O assédio pode ser moral ou sexual. O primeiro consiste no comportamento indesejado, nomeadamente o baseado em fator de discriminação, praticado aquando do acesso ao emprego ou no próprio emprego, trabalho ou formação profissional. O segundo baseia-se no comportamento indesejado de caráter sexual, sob forma verbal, não verbal ou física. Ambos devem ter o objetivo ou o efeito de perturbar ou constranger a pessoa, afetar a sua dignidade, ou de lhe criar um ambiente intimidativo, hostil, degradante, humilhante ou desestabilizador. Nos demais casos podemos falar de “meros” conflitos laborais, os quais merecem igualmente a tutela do Direito, em função das circunstâncias do caso concreto.
11. O que deve fazer o empregador numa situação de assédio entre trabalhadores ou promovido por um terceiro (por exemplo, cliente ou fornecedor)?
As empresas com sete ou mais trabalhadores devem adotar códigos de boa conduta para a prevenção e combate ao assédio no trabalho. Em qualquer caso, sempre que tenha conhecimento de factos que possam configurar uma situação de assédio, o empregador deve, pelo menos, iniciar um procedimento interno de inquérito com o objetivo de apurar, ainda que indiciariamente, a sua existência ou veracidade. Posteriormente, deve adotar as medidas que se revelem necessárias para eliminar a situação de assédio.
12. Como poderá o empregador proteger a informação confidencial, o know-how e os segredos de negócio?
O empregador deverá combinar mecanismos jurídicos, tecnológicos e procedimentais. Entre os mecanismos jurídicos, podemos referir a elaboração de cláusulas de confidencialidade, de sigilo, de não concorrência ou de permanência.
13. Como se pode alterar o local de trabalho? O empregador pode ser obrigado a alterar o local de trabalho a pedido do trabalhador?

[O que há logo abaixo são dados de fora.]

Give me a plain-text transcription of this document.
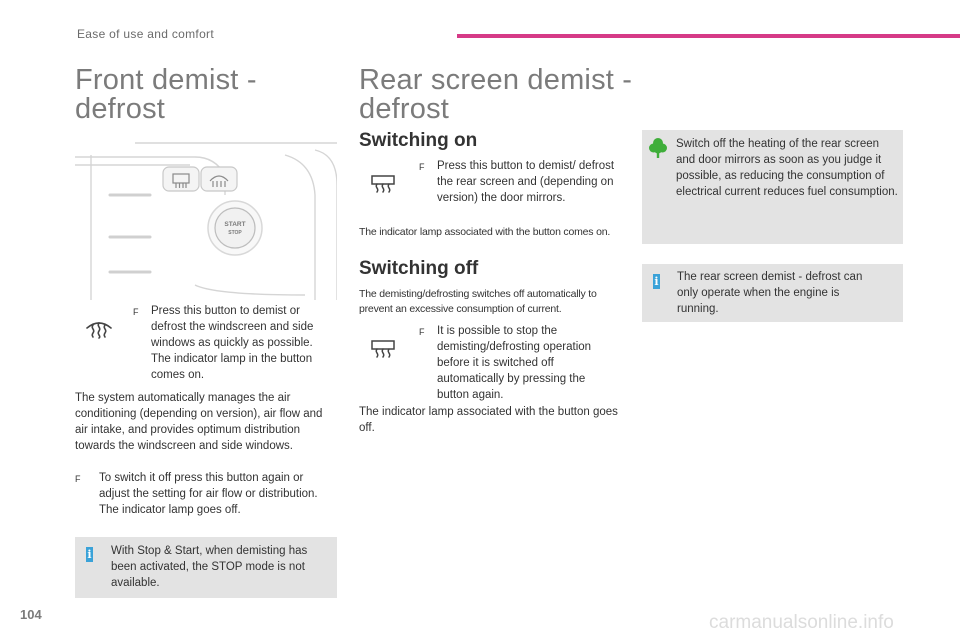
Ease of use and comfort
Front demist -
defrost
START
STOP
F	Press this button to demist or defrost the windscreen and side windows as quickly as possible. The indicator lamp in the button comes on.
The system automatically manages the air conditioning (depending on version), air flow and air intake, and provides optimum distribution towards the windscreen and side windows.
F	To switch it off press this button again or adjust the setting for air flow or distribution. The indicator lamp goes off.
i With Stop & Start, when demisting has been activated, the STOP mode is not available.
Rear screen demist -
defrost
Switching on
F	Press this button to demist/ defrost the rear screen and (depending on version) the door mirrors.
The indicator lamp associated with the button comes on.
Switching off
The demisting/defrosting switches off automatically to prevent an excessive consumption of current.
F	It is possible to stop the demisting/defrosting operation before it is switched off automatically by pressing the button again.
The indicator lamp associated with the button goes off.
Switch off the heating of the rear screen and door mirrors as soon as you judge it possible, as reducing the consumption of electrical current reduces fuel consumption.
i The rear screen demist - defrost can only operate when the engine is running.
104	carmanualsonline.info
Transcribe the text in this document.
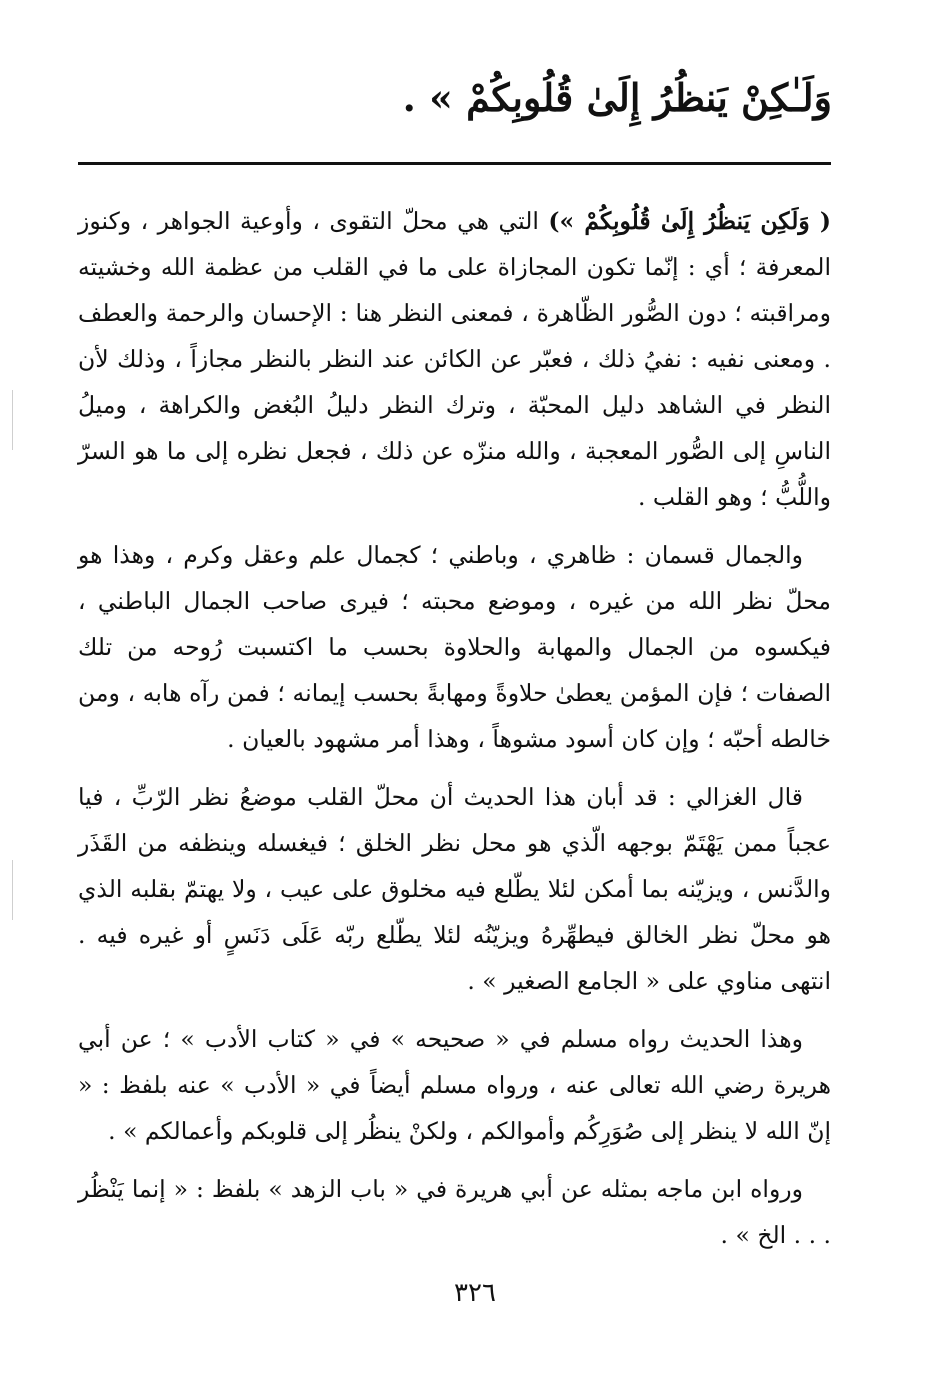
وَلَـٰكِنْ يَنظُرُ إِلَىٰ قُلُوبِكُمْ » .

( وَلَكِن يَنظُرُ إِلَىٰ قُلُوبِكُمْ ») التي هي محلّ التقوى ، وأوعية الجواهر ، وكنوز المعرفة ؛ أي : إنّما تكون المجازاة على ما في القلب من عظمة الله وخشيته ومراقبته ؛ دون الصُّور الظّاهرة ، فمعنى النظر هنا : الإحسان والرحمة والعطف . ومعنى نفيه : نفيُ ذلك ، فعبّر عن الكائن عند النظر بالنظر مجازاً ، وذلك لأن النظر في الشاهد دليل المحبّة ، وترك النظر دليلُ البُغض والكراهة ، وميلُ الناسِ إلى الصُّور المعجبة ، والله منزّه عن ذلك ، فجعل نظره إلى ما هو السرّ واللُّبُّ ؛ وهو القلب .

والجمال قسمان : ظاهري ، وباطني ؛ كجمال علم وعقل وكرم ، وهذا هو محلّ نظر الله من غيره ، وموضع محبته ؛ فيرى صاحب الجمال الباطني ، فيكسوه من الجمال والمهابة والحلاوة بحسب ما اكتسبت رُوحه من تلك الصفات ؛ فإن المؤمن يعطىٰ حلاوةً ومهابةً بحسب إيمانه ؛ فمن رآه هابه ، ومن خالطه أحبّه ؛ وإن كان أسود مشوهاً ، وهذا أمر مشهود بالعيان .

قال الغزالي : قد أبان هذا الحديث أن محلّ القلب موضعُ نظر الرّبِّ ، فيا عجباً ممن يَهْتَمّ بوجهه الّذي هو محل نظر الخلق ؛ فيغسله وينظفه من القَذَر والدَّنس ، ويزيّنه بما أمكن لئلا يطّلع فيه مخلوق على عيب ، ولا يهتمّ بقلبه الذي هو محلّ نظر الخالق فيطهِّرهُ ويزيّنُه لئلا يطّلع ربّه عَلَى دَنَسٍ أو غيره فيه . انتهى مناوي على « الجامع الصغير » .

وهذا الحديث رواه مسلم في « صحيحه » في « كتاب الأدب » ؛ عن أبي هريرة رضي الله تعالى عنه ، ورواه مسلم أيضاً في « الأدب » عنه بلفظ : « إنّ الله لا ينظر إلى صُوَرِكُم وأموالكم ، ولكنْ ينظُر إلى قلوبكم وأعمالكم » .

ورواه ابن ماجه بمثله عن أبي هريرة في « باب الزهد » بلفظ : « إنما يَنْظُر . . . الخ » .

٣٢٦
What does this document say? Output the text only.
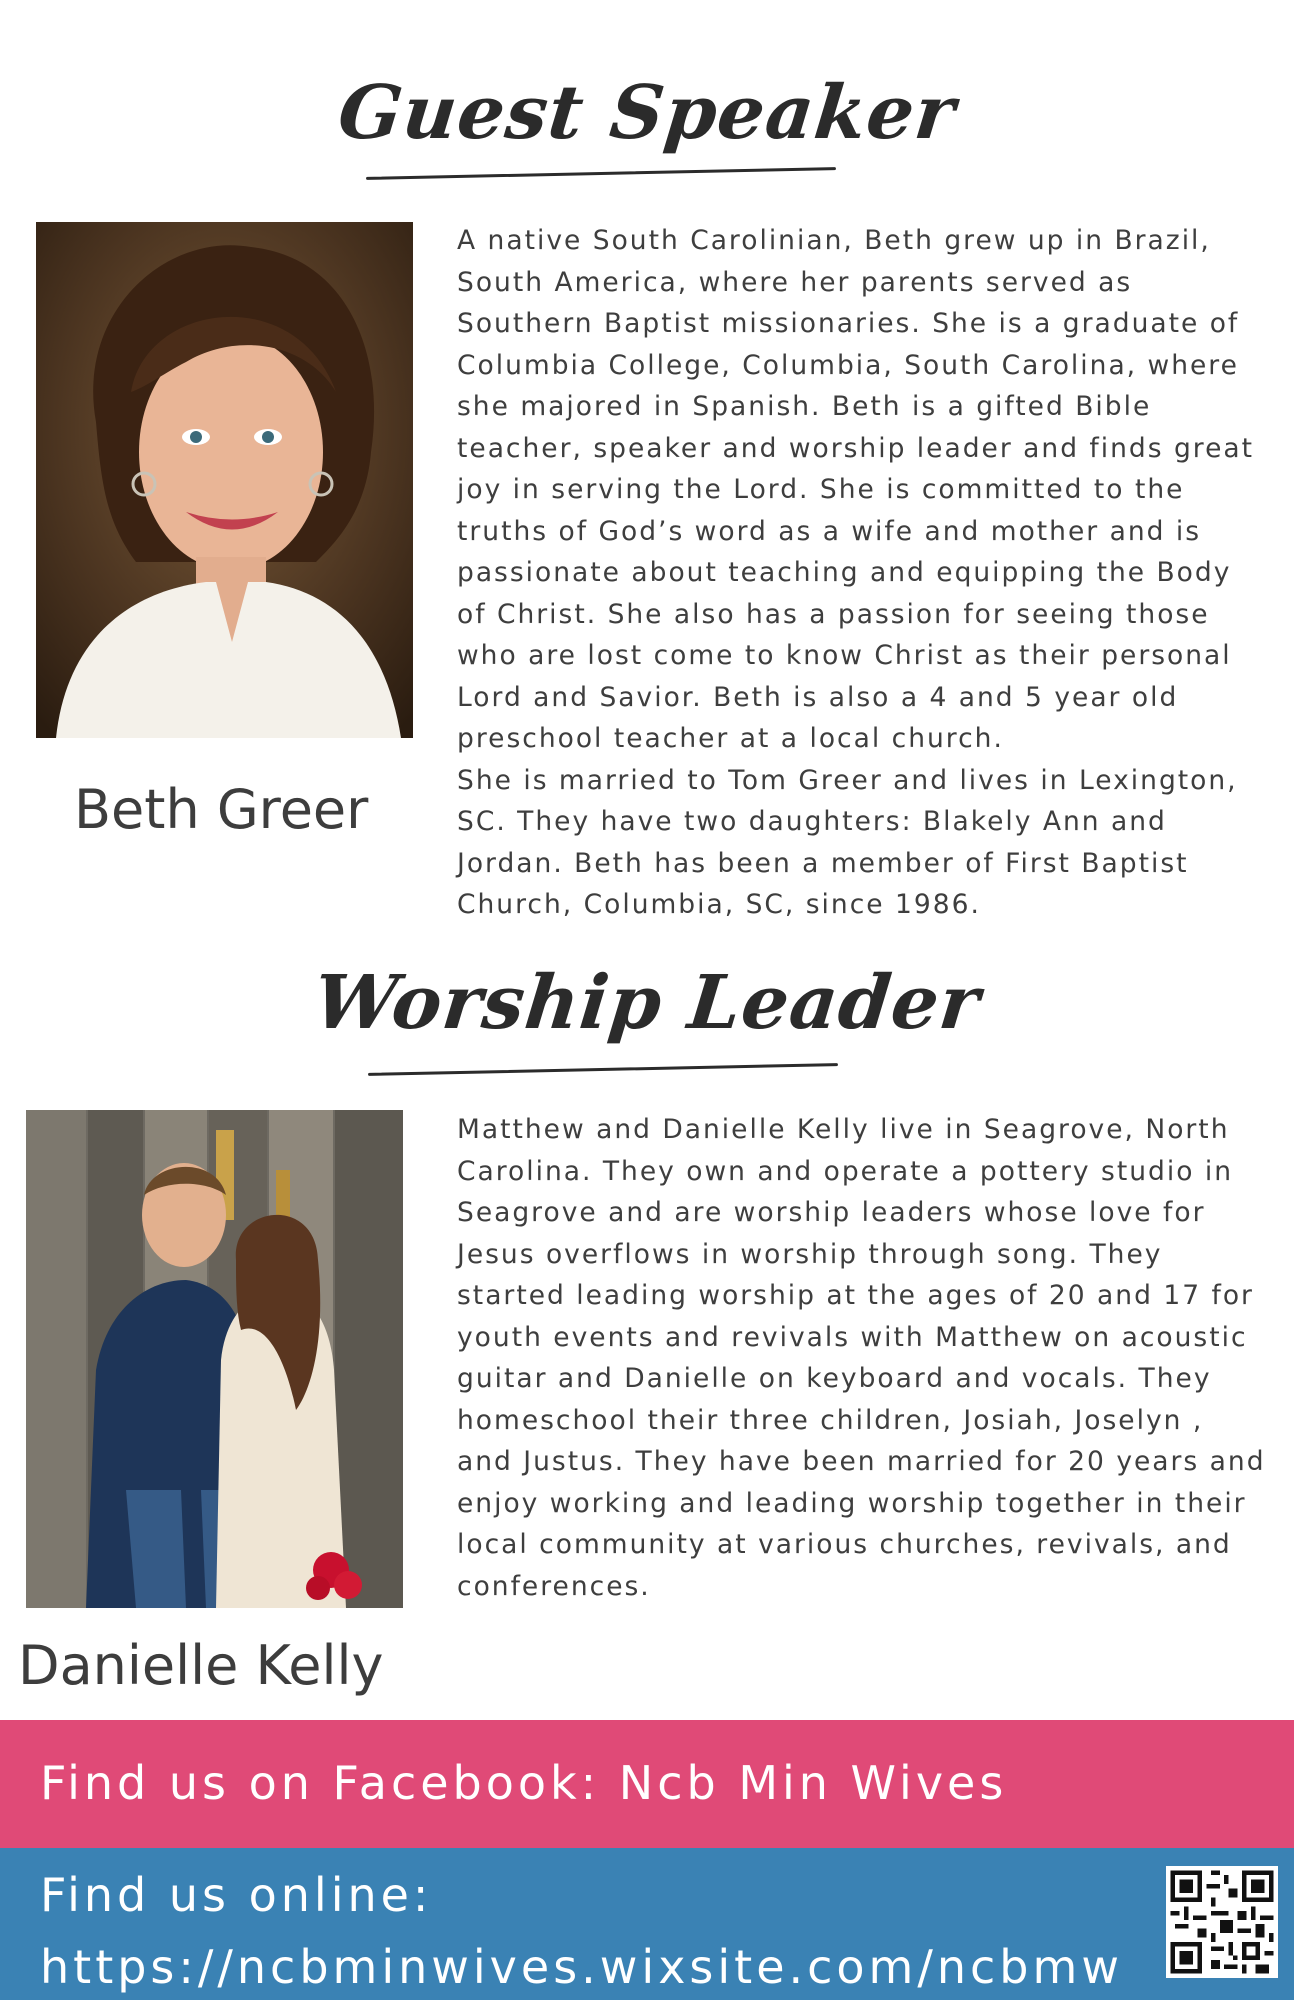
Guest Speaker
A native South Carolinian, Beth grew up in Brazil,
South America, where her parents served as
Southern Baptist missionaries. She is a graduate of
Columbia College, Columbia, South Carolina, where
she majored in Spanish. Beth is a gifted Bible
teacher, speaker and worship leader and finds great
joy in serving the Lord. She is committed to the
truths of God’s word as a wife and mother and is
passionate about teaching and equipping the Body
of Christ. She also has a passion for seeing those
who are lost come to know Christ as their personal
Lord and Savior. Beth is also a 4 and 5 year old
preschool teacher at a local church.
She is married to Tom Greer and lives in Lexington,
SC. They have two daughters: Blakely Ann and
Jordan. Beth has been a member of First Baptist
Church, Columbia, SC, since 1986.

Beth Greer

Worship Leader
Matthew and Danielle Kelly live in Seagrove, North
Carolina. They own and operate a pottery studio in
Seagrove and are worship leaders whose love for
Jesus overflows in worship through song. They
started leading worship at the ages of 20 and 17 for
youth events and revivals with Matthew on acoustic
guitar and Danielle on keyboard and vocals. They
homeschool their three children, Josiah, Joselyn ,
and Justus. They have been married for 20 years and
enjoy working and leading worship together in their
local community at various churches, revivals, and
conferences.

Danielle Kelly

Find us on Facebook: Ncb Min Wives

Find us online:

https://ncbminwives.wixsite.com/ncbmw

O local de trabalho pode ser alterado de forma temporária ou definitiva, por ordem do empregador ou, no caso de violência doméstica, a pedido do trabalhador. No primeiro caso, o empregador deve cumprir um procedimento legalmente previsto, o qual impõe os deveres de fundamentação e de observância de aviso prévio. No segundo caso, o empregador apenas pode adiar a transferência com fundamento em exigências imperiosas ligadas ao funcionamento da empresa ou serviço, ou até que exista posto de trabalho compatível disponível, sem prejuízo do direito do trabalhador de suspender a execução do contrato de trabalho.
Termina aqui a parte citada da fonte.